Part of the concern over Pickering’s nomination was his history on racial issues. Opponents accused him of lying under oath about his connection to Mississippi’s infamous Sovereignty Commission, which writer Willie Morris referred to as “a sort of boondocks Gestapo.” Supporters–including a local leader of the National Assn. for the Advancement of Colored People–pointed to Pickering’s testimony against the Ku Klux Klan in a murder trial, which cost him reelection as a prosecutor. These were legitimate questions that deserved a full hearing, which is why the Constitution gives the Senate the power to approve judicial nominations.

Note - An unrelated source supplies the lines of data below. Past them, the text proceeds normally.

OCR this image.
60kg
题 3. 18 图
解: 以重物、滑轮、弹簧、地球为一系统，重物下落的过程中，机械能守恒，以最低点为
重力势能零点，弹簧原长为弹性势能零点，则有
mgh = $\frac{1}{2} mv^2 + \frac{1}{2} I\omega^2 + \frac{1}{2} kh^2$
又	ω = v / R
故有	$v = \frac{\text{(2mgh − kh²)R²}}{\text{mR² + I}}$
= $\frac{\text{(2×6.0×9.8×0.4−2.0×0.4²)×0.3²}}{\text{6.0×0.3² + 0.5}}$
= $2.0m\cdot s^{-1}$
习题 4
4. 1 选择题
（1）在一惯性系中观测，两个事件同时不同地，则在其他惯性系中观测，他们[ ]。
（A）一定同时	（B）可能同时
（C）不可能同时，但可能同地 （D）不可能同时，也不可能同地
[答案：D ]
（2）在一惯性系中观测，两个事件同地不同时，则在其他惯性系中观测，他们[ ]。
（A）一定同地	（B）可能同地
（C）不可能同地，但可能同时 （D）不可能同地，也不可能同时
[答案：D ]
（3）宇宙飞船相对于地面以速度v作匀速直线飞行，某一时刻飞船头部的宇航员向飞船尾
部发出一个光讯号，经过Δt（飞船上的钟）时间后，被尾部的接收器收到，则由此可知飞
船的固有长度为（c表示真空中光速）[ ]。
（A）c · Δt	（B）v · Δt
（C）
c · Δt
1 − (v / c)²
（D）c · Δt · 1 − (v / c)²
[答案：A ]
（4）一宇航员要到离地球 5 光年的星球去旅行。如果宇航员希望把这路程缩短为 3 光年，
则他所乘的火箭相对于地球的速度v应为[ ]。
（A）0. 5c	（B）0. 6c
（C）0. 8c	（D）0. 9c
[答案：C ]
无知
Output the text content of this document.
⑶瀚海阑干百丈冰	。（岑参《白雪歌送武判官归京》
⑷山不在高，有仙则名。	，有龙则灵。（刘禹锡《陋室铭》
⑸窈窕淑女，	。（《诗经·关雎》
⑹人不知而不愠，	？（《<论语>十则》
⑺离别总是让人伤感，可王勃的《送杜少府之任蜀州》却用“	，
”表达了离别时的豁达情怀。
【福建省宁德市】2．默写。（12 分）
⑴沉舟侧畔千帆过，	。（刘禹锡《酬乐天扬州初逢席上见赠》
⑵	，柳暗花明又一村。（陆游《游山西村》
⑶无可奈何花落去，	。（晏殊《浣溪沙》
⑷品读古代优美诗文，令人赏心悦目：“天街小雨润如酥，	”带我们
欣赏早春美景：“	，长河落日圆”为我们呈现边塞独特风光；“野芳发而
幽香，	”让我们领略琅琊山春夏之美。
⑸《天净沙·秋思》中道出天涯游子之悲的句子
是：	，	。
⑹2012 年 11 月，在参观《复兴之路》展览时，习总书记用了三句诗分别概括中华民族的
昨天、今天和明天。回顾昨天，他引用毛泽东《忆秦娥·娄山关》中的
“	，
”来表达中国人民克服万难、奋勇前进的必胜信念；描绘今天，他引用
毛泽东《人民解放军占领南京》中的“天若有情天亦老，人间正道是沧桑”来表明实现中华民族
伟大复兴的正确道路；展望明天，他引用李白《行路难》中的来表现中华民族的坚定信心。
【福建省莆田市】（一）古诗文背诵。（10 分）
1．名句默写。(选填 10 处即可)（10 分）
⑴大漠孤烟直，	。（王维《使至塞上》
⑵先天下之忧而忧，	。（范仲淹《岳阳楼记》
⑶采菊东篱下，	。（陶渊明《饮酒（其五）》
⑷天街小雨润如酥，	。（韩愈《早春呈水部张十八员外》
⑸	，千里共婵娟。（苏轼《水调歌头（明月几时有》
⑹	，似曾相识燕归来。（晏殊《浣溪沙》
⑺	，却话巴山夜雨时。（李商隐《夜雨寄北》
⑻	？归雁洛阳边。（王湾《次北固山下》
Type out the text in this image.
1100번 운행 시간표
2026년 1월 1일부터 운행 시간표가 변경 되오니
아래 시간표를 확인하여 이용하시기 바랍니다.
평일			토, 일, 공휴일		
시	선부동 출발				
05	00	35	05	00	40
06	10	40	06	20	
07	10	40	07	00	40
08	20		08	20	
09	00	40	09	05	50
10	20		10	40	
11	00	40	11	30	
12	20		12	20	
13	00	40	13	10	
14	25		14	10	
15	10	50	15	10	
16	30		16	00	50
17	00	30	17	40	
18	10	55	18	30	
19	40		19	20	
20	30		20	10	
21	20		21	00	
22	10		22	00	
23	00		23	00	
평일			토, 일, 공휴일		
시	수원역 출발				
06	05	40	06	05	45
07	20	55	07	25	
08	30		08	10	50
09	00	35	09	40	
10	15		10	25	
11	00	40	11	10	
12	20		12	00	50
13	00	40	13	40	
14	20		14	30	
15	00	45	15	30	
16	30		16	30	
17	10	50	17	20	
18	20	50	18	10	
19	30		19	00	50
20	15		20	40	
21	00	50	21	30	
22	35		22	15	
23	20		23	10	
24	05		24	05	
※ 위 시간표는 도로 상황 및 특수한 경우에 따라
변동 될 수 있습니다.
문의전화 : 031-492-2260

I would be the last person to say a racist can’t be rehabilitated. When my grade school was integrated in 1970, I was one of the most racist 12-year-olds you could imagine. I made it clear to my black classmates that they were unwelcome and inferior. Fortunately, they didn’t listen.

Much was made in the press of Pickering’s role on the board of the Institute for Racial Reconciliation at the University of Mississippi, my alma mater. An essential part of racial reconciliation is coming to terms with the brutality of slavery and the state-sponsored terrorism inflicted on African Americans for at least a century afterward. This does not mean we should live in the past, but we can’t whitewash it either. Pickering should be the first to admit that he was in no way “lynched.” It’s important to remember what a real lynching is.